'Rally int'l support for PH position on South China Sea dispute,' del Rosario urges Duterte
By Roy Mabasa
President Duterte and his administration should now rally other countries to support the July 12, 2016 arbitral decision against China’s outrageous claim in the South China Sea, former Foreign Affairs Secretary Albert Del Rosario said on Wednesday.
Del Rosario made this statement in reaction to President Duterte’s speech at the 75th United Nations General Assembly (UNGA) virtual high-level meeting, raising the arbitral ruling in an international for the first time since he assumed office more than four years ago.

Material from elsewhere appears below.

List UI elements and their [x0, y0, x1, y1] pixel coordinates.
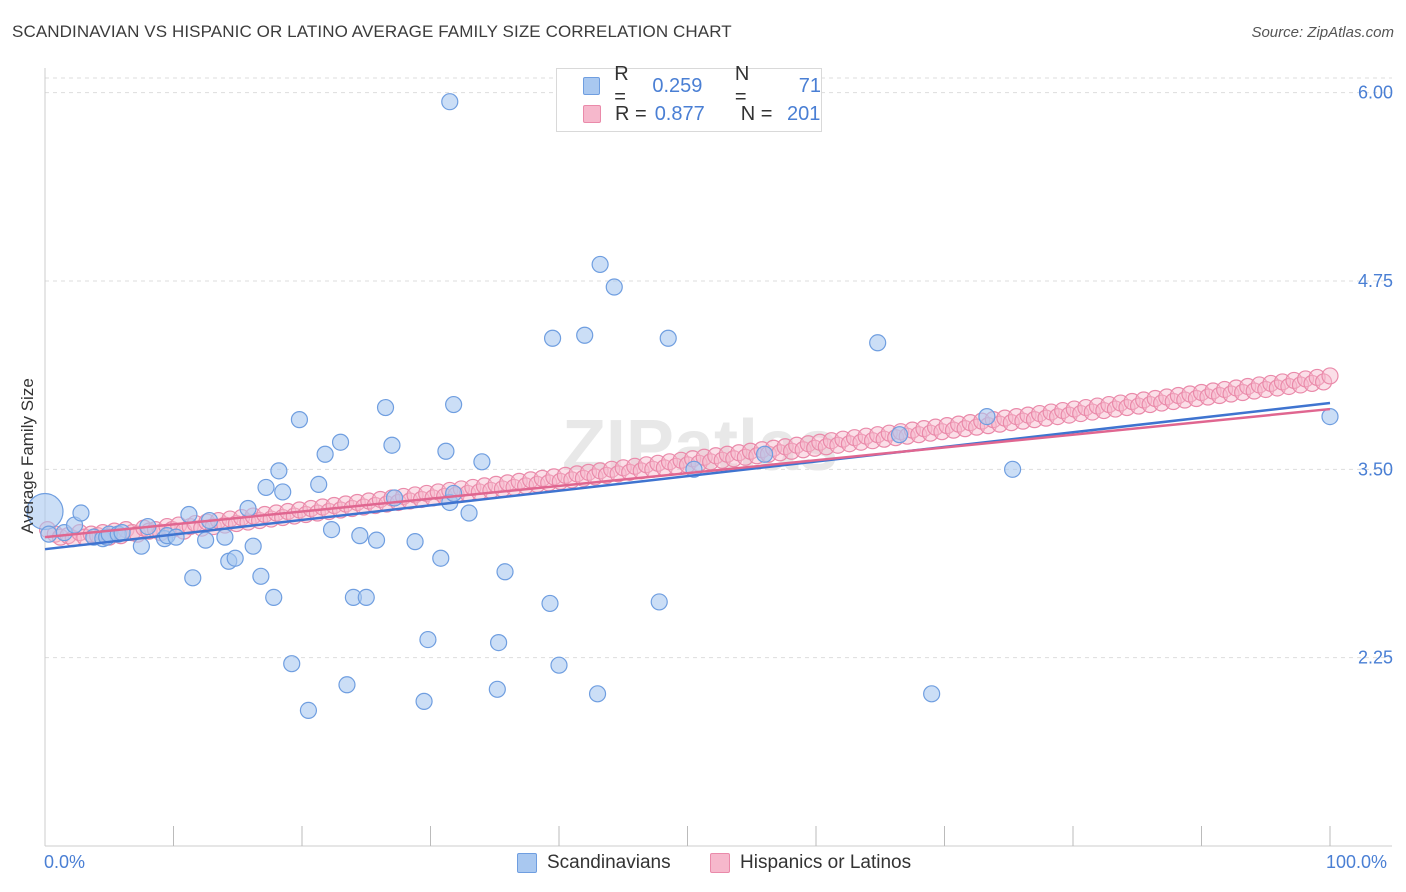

“The next step is for our President and his administration to put in reality the invocation of the Arbitral Award: our Government should work earnestly to get the support of more countries so that the Arbitral Award will be raised more emphatically next year, for the UNGA 2021,” Del Rosario said in a statement.
While he welcomed the President’s invocation of the arbitral award before the UN, the former DFA chief dismissed the misconception that invoking the said ruling to the international body is “re-litigating” the case.
“We hope that this puts to rest the misconception that bringing the Arbitral Award to the UNGA is re-litigating the case. All Filipinos should now unite so that that the world will help our country enforce the Arbitral Award against China. Let us not allow this opportunity to be put to waste,” he said.
Retired Philippine Representative to the UN Lauro Baja joined Del Rosario in welcoming Duterte’s mention of the award, calling it a “significant first step.”
“This mention of the South China Sea is a first step. It’s not yet a UN agenda item. And we must be prepared to take further steps to concretize what the President has said. That will take a lot of preparations, negotiations with other delegations and ensure that the issue will become an agenda of the United Nations,” Baja said during an interview with CNN Philippines.
Baja pointed out that the raising of the award was “three years late” and it would have been more effective had it been brought a year after the award was rendered by the UN-backed Permanent Court of Arbitration in The Hague on July 12, 2016.
“But as I said, the fact that he mentioned this issue is a significant first step, only a first step,” he said.
In his speech at the UNGA, the President said the arbitration court’s ruling has become part of international law that stands for “triumph of reason over rashness, of law over disorder, of amity over ambition.”
“The Award is now part of international law, beyond compromise and beyond the reach of passing governments to dilute, diminish, or abandon. We firmly reject attempts to undermine it,” the President said.